Does the Minister accept the old attitude was that the children would live with the deserted or deserting mother and the father would look after himself? Does he accept this attitude must change given that the case I highlighted involved informal joint custody? Does he accept the official attitude to that has not changed? The deserted father in the case I highlighted receives a net figure of £37 because he cannot get supplementary welfare to provide accommodation for his children who stay with him for half the week. Does he agree that in such circumstances attitudes must change and that we must accept and encourage joint parenting as the best option for children to continue to have access to both parents? Does he agree that, in a case such as I have described – I can give the Minister the details if he is interested – the father who has been deserted should not be precluded by order of the health board because a supplementary welfare allowance is paid to the deserting wife?

The Deputy is correct in saying that circumstances in society are changing. The courts now award joint custody more often than they did. Obviously the social welfare system must take that into account. Rent supplement is not necessarily refused to a separated father in a joint custody case. Each case is determined on its merits. The Deputy previously referred to a case and I will not go into the detail. In that instance, the father received a rent supplement. It may not be the same case. If the Deputy has a case in mind, perhaps he would table a question about it.
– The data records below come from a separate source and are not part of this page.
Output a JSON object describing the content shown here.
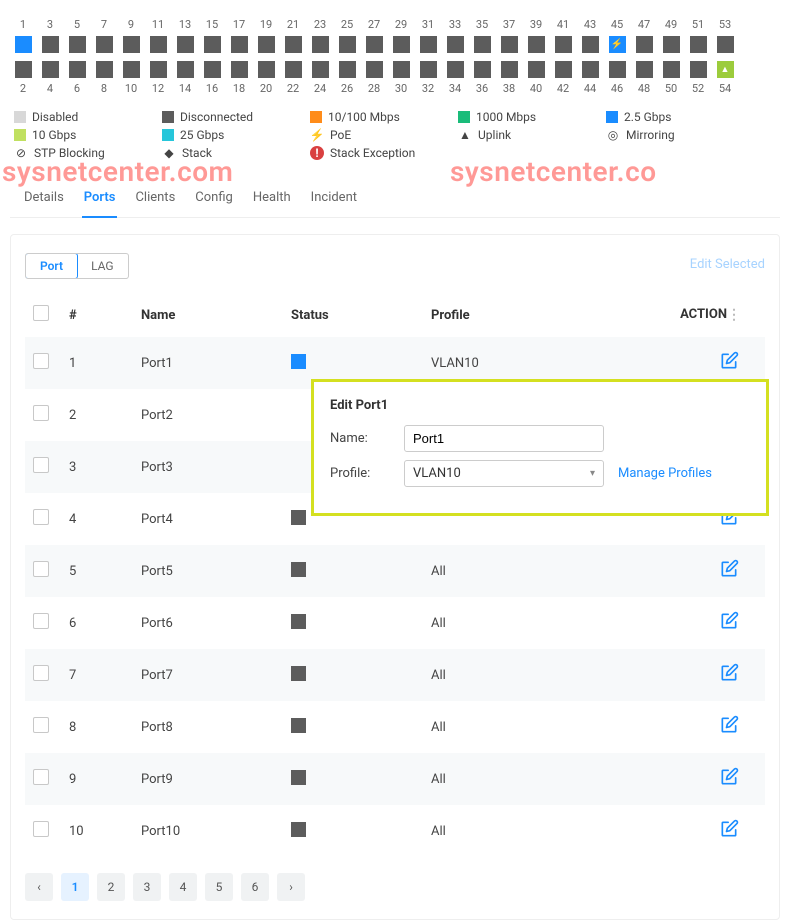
{
  "port_grid": {
    "top_nums": [
      1,
      3,
      5,
      7,
      9,
      11,
      13,
      15,
      17,
      19,
      21,
      23,
      25,
      27,
      29,
      31,
      33,
      35,
      37,
      39,
      41,
      43,
      45,
      47,
      49,
      51,
      53
    ],
    "bottom_nums": [
      2,
      4,
      6,
      8,
      10,
      12,
      14,
      16,
      18,
      20,
      22,
      24,
      26,
      28,
      30,
      32,
      34,
      36,
      38,
      40,
      42,
      44,
      46,
      48,
      50,
      52,
      54
    ],
    "top_special": {
      "0": "blue",
      "22": "bolt"
    },
    "bottom_special": {
      "26": "green-up"
    }
  },
  "legend": [
    {
      "swatch": "disabled",
      "label": "Disabled"
    },
    {
      "swatch": "disconnected",
      "label": "Disconnected"
    },
    {
      "swatch": "orange",
      "label": "10/100 Mbps"
    },
    {
      "swatch": "green",
      "label": "1000 Mbps"
    },
    {
      "swatch": "blue",
      "label": "2.5 Gbps"
    },
    {
      "swatch": "lime",
      "label": "10 Gbps"
    },
    {
      "swatch": "cyan",
      "label": "25 Gbps"
    },
    {
      "icon": "⚡",
      "label": "PoE"
    },
    {
      "icon": "▲",
      "label": "Uplink"
    },
    {
      "icon": "◎",
      "label": "Mirroring"
    },
    {
      "icon": "⊘",
      "label": "STP Blocking"
    },
    {
      "icon": "◆",
      "label": "Stack"
    },
    {
      "icon": "!",
      "iconColor": "#d94040",
      "label": "Stack Exception"
    }
  ],
  "watermark_left": "sysnetcenter.com",
  "watermark_right": "sysnetcenter.co",
  "tabs": [
    "Details",
    "Ports",
    "Clients",
    "Config",
    "Health",
    "Incident"
  ],
  "active_tab": 1,
  "subtabs": {
    "port": "Port",
    "lag": "LAG",
    "active": "port"
  },
  "edit_selected": "Edit Selected",
  "table": {
    "headers": {
      "num": "#",
      "name": "Name",
      "status": "Status",
      "profile": "Profile",
      "action": "ACTION"
    },
    "rows": [
      {
        "num": "1",
        "name": "Port1",
        "status": "blue",
        "profile": "VLAN10"
      },
      {
        "num": "2",
        "name": "Port2",
        "status": "",
        "profile": ""
      },
      {
        "num": "3",
        "name": "Port3",
        "status": "",
        "profile": ""
      },
      {
        "num": "4",
        "name": "Port4",
        "status": "gray",
        "profile": ""
      },
      {
        "num": "5",
        "name": "Port5",
        "status": "gray",
        "profile": "All"
      },
      {
        "num": "6",
        "name": "Port6",
        "status": "gray",
        "profile": "All"
      },
      {
        "num": "7",
        "name": "Port7",
        "status": "gray",
        "profile": "All"
      },
      {
        "num": "8",
        "name": "Port8",
        "status": "gray",
        "profile": "All"
      },
      {
        "num": "9",
        "name": "Port9",
        "status": "gray",
        "profile": "All"
      },
      {
        "num": "10",
        "name": "Port10",
        "status": "gray",
        "profile": "All"
      }
    ]
  },
  "edit_panel": {
    "title": "Edit Port1",
    "name_label": "Name:",
    "name_value": "Port1",
    "profile_label": "Profile:",
    "profile_value": "VLAN10",
    "manage_link": "Manage Profiles"
  },
  "pager": {
    "pages": [
      "1",
      "2",
      "3",
      "4",
      "5",
      "6"
    ],
    "active": 0
  }
}
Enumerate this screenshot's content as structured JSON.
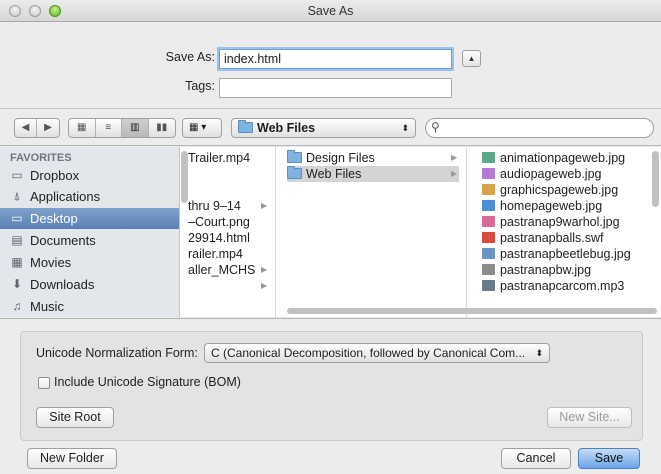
{
  "window": {
    "title": "Save As"
  },
  "form": {
    "save_as_label": "Save As:",
    "save_as_value": "index.html",
    "tags_label": "Tags:",
    "tags_value": ""
  },
  "toolbar": {
    "location": "Web Files"
  },
  "sidebar": {
    "heading": "FAVORITES",
    "items": [
      {
        "label": "Dropbox",
        "icon": "folder-icon"
      },
      {
        "label": "Applications",
        "icon": "applications-icon"
      },
      {
        "label": "Desktop",
        "icon": "desktop-icon",
        "selected": true
      },
      {
        "label": "Documents",
        "icon": "documents-icon"
      },
      {
        "label": "Movies",
        "icon": "movies-icon"
      },
      {
        "label": "Downloads",
        "icon": "downloads-icon"
      },
      {
        "label": "Music",
        "icon": "music-icon"
      }
    ]
  },
  "column1": {
    "items": [
      "Trailer.mp4",
      "",
      "",
      "thru 9–14",
      "–Court.png",
      "29914.html",
      "railer.mp4",
      "aller_MCHS",
      ""
    ]
  },
  "column2": {
    "items": [
      "Design Files",
      "Web Files"
    ]
  },
  "column3": {
    "items": [
      {
        "name": "animationpageweb.jpg",
        "color": "#5aa98a"
      },
      {
        "name": "audiopageweb.jpg",
        "color": "#b57ad8"
      },
      {
        "name": "graphicspageweb.jpg",
        "color": "#d9a24a"
      },
      {
        "name": "homepageweb.jpg",
        "color": "#4a8fd8"
      },
      {
        "name": "pastranap9warhol.jpg",
        "color": "#d86a9a"
      },
      {
        "name": "pastranapballs.swf",
        "color": "#d84a3a"
      },
      {
        "name": "pastranapbeetlebug.jpg",
        "color": "#6a94c8"
      },
      {
        "name": "pastranapbw.jpg",
        "color": "#8a8a8a"
      },
      {
        "name": "pastranapcarcom.mp3",
        "color": "#6a7a8a"
      }
    ]
  },
  "options": {
    "normalization_label": "Unicode Normalization Form:",
    "normalization_value": "C (Canonical Decomposition, followed by Canonical Com...",
    "bom_label": "Include Unicode Signature (BOM)",
    "site_root": "Site Root",
    "new_site": "New Site..."
  },
  "footer": {
    "new_folder": "New Folder",
    "cancel": "Cancel",
    "save": "Save"
  }
}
In the case I refer to now, there was a rent supplement for a single person only. The result was that the father had to pay the balance of the rent from his unemployment assistance, giving him a net £37 a week. He was told by the health board that he was not con sidered to be in need of accommodation for his children as they were already adequately accommodated in his wife's house nearby. Does the Minister accept that, as the children are accommodated for half the week in the deserted or deserting wife's house, the husband should not be precluded and that the attitude must change not just at political but also at bureaucratic and official level?

Attitudes have changed. Either person in a couple is not precluded from receiving rent supplement to the level required to care for children. However, the Deputy must accept that, in a joint custody case, the child will stay with one parent for perhaps three days a week and with the other for four days a week. It is up to the community welfare officer in each area to decide on these cases and I have encountered cases in my constituency where the CWO must make a decision based on each case. Perhaps the Deputy could bring the case to which he refers to my attention. It may be the same case in Clonakilty which he cited previously, and that was a decision made independently of me by the CWO.
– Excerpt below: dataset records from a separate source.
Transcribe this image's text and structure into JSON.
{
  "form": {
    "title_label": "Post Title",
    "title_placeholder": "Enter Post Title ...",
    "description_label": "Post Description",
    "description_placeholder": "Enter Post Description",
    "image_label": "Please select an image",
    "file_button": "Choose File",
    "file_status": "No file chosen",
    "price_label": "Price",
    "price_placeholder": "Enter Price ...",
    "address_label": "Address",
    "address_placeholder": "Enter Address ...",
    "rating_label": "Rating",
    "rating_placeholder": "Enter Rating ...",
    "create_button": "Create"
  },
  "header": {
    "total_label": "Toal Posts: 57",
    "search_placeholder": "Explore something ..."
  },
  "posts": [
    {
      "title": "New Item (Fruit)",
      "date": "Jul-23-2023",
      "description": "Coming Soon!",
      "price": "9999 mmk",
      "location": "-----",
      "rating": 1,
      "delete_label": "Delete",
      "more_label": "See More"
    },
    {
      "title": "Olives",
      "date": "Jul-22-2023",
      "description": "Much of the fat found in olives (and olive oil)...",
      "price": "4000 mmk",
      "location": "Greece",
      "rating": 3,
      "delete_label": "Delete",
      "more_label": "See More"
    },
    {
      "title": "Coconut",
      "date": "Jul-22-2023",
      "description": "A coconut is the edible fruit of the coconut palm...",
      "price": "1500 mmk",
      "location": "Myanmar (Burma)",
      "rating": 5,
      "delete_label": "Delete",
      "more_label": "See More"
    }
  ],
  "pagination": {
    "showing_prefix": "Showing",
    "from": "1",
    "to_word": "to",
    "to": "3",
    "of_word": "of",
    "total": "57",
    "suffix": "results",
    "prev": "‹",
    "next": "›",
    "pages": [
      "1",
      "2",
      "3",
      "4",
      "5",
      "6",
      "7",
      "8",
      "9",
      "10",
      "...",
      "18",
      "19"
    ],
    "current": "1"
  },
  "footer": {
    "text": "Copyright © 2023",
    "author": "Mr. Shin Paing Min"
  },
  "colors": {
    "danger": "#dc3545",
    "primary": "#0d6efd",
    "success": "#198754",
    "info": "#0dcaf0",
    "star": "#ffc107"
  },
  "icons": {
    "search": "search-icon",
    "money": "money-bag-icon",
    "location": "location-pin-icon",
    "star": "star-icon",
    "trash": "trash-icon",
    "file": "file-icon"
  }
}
In that case the appeals office decided that he could not receive supplementary welfare to enable him to have a room for his children because the health board was already paying an allowance in respect of their accommodation with their mother. That is the decision of the appeals office. Does the Minister accept that type of approach is wrong, that we must change it and that we must ensure change percolates through the system for which the Minister is now responsible?

It may be that, in that instance, the CWO and the appeals office decided, on the merits of that case, that the payment of the additional supplement was not warranted. If the Deputy knows the case well, he will know the people were living very close to each other.

The wife was working.

There are other cases where rent supplement is paid on the basis of the general principle of the question.